Jun 09, 2016 - Sale 2418

Sale 2418 - Lot 12

Price Realized: $ 11,875
?Final Price Realized includes Buyer’s Premium added to Hammer Price
Estimate: $ 10,000 - $ 15,000
NEWELL CONVERS WYETH
View of a Destroyed Town, World War I.

Charcoal on cream wove paper, late 1910s. 785x620 mm; 31x24 1/2 inches. Signed in charcoal, lower right recto. Housed in an original Newcomb Macklin frame.

This drawing has been authenticated by the N. C. Wyeth Catalogue Raisonné Project, Brandywine River Museum, Chadds Ford, October 24, 2001, identification number NCWS-2641.

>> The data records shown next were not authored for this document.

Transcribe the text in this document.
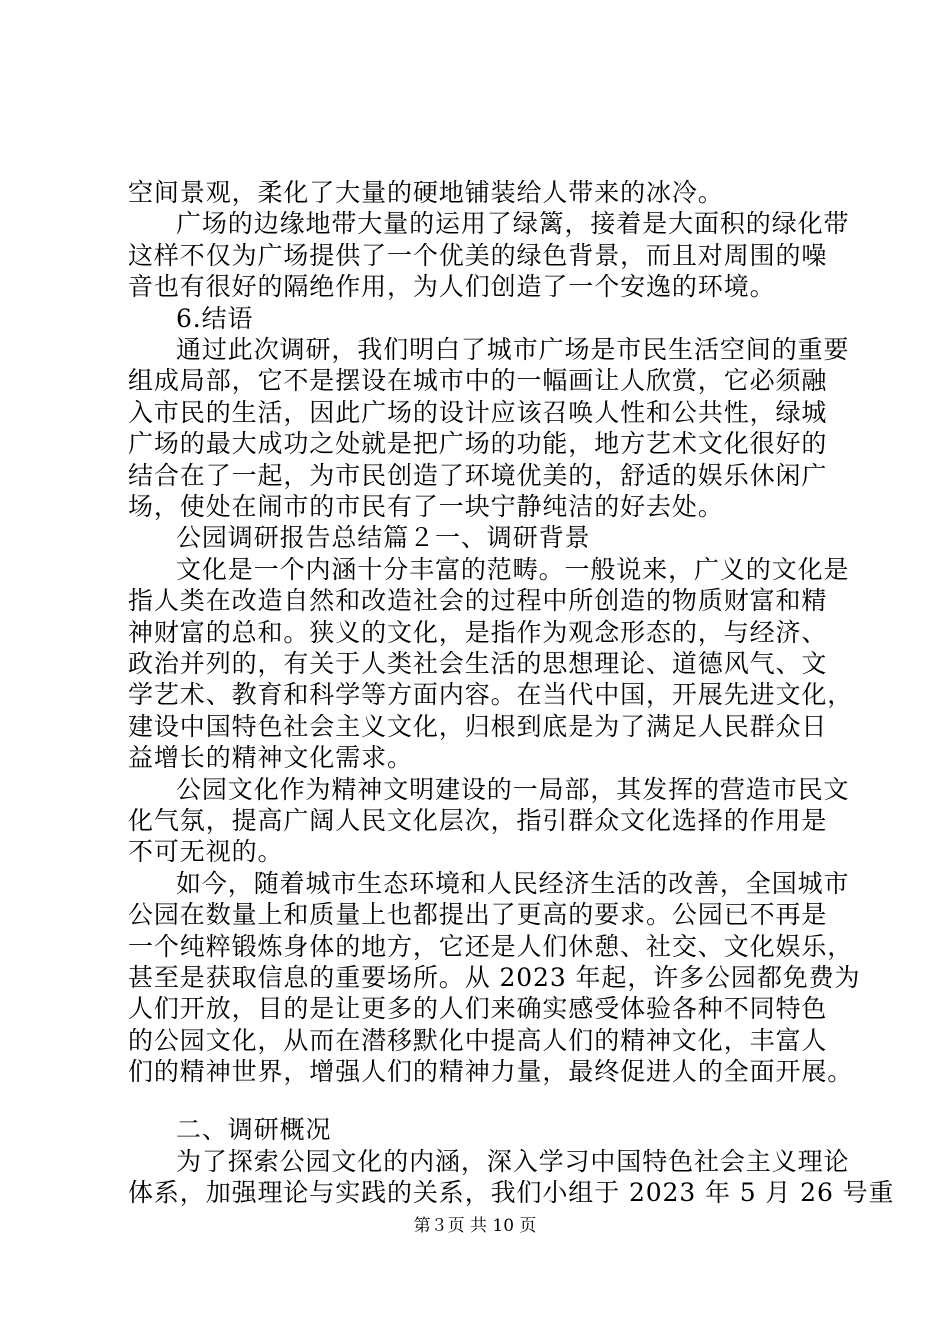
空间景观，柔化了大量的硬地铺装给人带来的冰冷。
广场的边缘地带大量的运用了绿篱，接着是大面积的绿化带
这样不仅为广场提供了一个优美的绿色背景，而且对周围的噪
音也有很好的隔绝作用，为人们创造了一个安逸的环境。
6.结语
通过此次调研，我们明白了城市广场是市民生活空间的重要
组成局部，它不是摆设在城市中的一幅画让人欣赏，它必须融
入市民的生活，因此广场的设计应该召唤人性和公共性，绿城
广场的最大成功之处就是把广场的功能，地方艺术文化很好的
结合在了一起，为市民创造了环境优美的，舒适的娱乐休闲广
场，使处在闹市的市民有了一块宁静纯洁的好去处。
公园调研报告总结篇２一、调研背景
文化是一个内涵十分丰富的范畴。一般说来，广义的文化是
指人类在改造自然和改造社会的过程中所创造的物质财富和精
神财富的总和。狭义的文化，是指作为观念形态的，与经济、
政治并列的，有关于人类社会生活的思想理论、道德风气、文
学艺术、教育和科学等方面内容。在当代中国，开展先进文化，
建设中国特色社会主义文化，归根到底是为了满足人民群众日
益增长的精神文化需求。
公园文化作为精神文明建设的一局部，其发挥的营造市民文
化气氛，提高广阔人民文化层次，指引群众文化选择的作用是
不可无视的。
如今，随着城市生态环境和人民经济生活的改善，全国城市
公园在数量上和质量上也都提出了更高的要求。公园已不再是
一个纯粹锻炼身体的地方，它还是人们休憩、社交、文化娱乐，
甚至是获取信息的重要场所。从 2023 年起，许多公园都免费为
人们开放，目的是让更多的人们来确实感受体验各种不同特色
的公园文化，从而在潜移默化中提高人们的精神文化，丰富人
们的精神世界，增强人们的精神力量，最终促进人的全面开展。
二、调研概况
为了探索公园文化的内涵，深入学习中国特色社会主义理论
体系，加强理论与实践的关系，我们小组于 2023 年 5 月 26 号重
第３页 共 10 页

Wyeth (1882-1945), who became one of America's foremost illustrators during the early 1900s, experienced the horrors and devastation of World War I, like many Americans, through newspaper images and newsreels. He also met a veteran of the American Army, a machine-gunner named George L. Linder (1889-1960), soon after Linder returned home as a wounded veteran to West Chester, PA, following the Battle of Château-Thierry in July 1918. Linder's recollection of the battle certainly influenced Wyeth; he mentioned their introduction in a letter that same year, and painted a large canvas, The Americans at Château-Thierry, 1918-19, which illustrated the horrors and ferocity of the battle, now in a private collection, Pennsylvania.